Today (Sunday) Labour will vote to enter government, and I don’t envy them their choice: They have to vote Yes, because to not do so will be to betray the voters whom they never seriously hinted at that they would stay in opposition. Yet they know in their hearts that going in will give Fianna Fail the prominence and the space to recover, and give Sinn Fein and the United Left a clear target to assault from the left. Labour in opposition, leading it, would be the great transformational moment in Irish politics, Left Vs. Right, and probably dooming Fianna Fail.

But, to their credit, going into government is in the national interest. Yes, there will be those who sneer about careerists and ambition, but there is nothing wrong with ambition. People go into politics to get things done (unless of course you’re Joe Higgins or Richard Boyd Barrett) and Labour are going to take one for the team, and for that we should be grateful.

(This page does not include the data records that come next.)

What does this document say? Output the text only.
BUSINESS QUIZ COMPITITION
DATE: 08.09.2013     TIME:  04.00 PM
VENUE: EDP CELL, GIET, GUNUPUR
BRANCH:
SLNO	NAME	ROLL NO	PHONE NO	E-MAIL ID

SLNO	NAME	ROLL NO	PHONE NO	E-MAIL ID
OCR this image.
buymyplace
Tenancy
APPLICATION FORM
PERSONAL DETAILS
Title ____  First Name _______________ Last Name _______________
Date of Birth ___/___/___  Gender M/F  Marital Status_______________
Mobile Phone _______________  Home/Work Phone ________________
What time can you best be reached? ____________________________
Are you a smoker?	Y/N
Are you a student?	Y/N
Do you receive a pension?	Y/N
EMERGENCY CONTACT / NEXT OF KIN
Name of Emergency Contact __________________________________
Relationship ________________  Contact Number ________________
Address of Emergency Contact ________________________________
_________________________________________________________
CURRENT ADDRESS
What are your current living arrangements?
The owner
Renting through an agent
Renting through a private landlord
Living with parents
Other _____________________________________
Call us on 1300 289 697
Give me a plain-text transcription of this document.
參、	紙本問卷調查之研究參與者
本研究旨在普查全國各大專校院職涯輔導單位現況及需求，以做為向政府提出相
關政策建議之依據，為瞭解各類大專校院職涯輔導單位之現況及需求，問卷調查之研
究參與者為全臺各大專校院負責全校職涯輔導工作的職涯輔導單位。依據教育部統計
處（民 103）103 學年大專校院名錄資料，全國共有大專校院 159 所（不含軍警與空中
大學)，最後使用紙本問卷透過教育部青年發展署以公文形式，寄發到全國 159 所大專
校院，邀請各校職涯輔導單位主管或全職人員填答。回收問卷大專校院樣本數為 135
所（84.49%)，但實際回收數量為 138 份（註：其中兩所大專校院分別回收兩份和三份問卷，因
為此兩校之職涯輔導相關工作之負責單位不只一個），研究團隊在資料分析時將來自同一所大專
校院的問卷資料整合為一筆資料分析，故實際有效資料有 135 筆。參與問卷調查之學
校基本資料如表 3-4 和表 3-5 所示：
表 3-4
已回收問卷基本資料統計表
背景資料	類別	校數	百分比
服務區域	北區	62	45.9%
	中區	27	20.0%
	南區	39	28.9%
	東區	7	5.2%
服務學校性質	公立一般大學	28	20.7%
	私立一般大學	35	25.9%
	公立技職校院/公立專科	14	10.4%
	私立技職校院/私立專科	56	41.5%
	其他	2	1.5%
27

To those about to lose their political lives, we salute you.

The Election 2011 Fantasy Cabinet Allocation.

An Taoiseach and minister for Up Mayo!: Inda.

Minister for Testicular Manipulation: Phil Hogan.

Minister for Renaming The HSE The Health Operations Logistical Executive (HOLE):  James Reilly

Minister for Really Hard Sums That Have Greek Letters In Them And Need Log Tables: Richard Bruton

Minister for Containing Gayness: Lucinda Creighton

Minister for Voldemort Affairs: Leo Varadkar

Minister for Nice Suits: Simon Coveney

Minister for Shouting And Up Mayo More!: Michael Ring

Minister for Speaking In A Low Voice That Sounds Calm: Michael Noonan

Minister for This is Very Serious: Eamon Gilmore

Minister for Haranguing: Go on, guess!

Minister for Fianna Fail Reminders: Pat Rabbitte

Minister for Talking To People Who Own Things Without  Scaring The Shite Out Of Them: Ruairi Quinn

Minister for Talking To Foreigners And Pronouncing Guy In A French Way Without Sniggering: Pat Cox.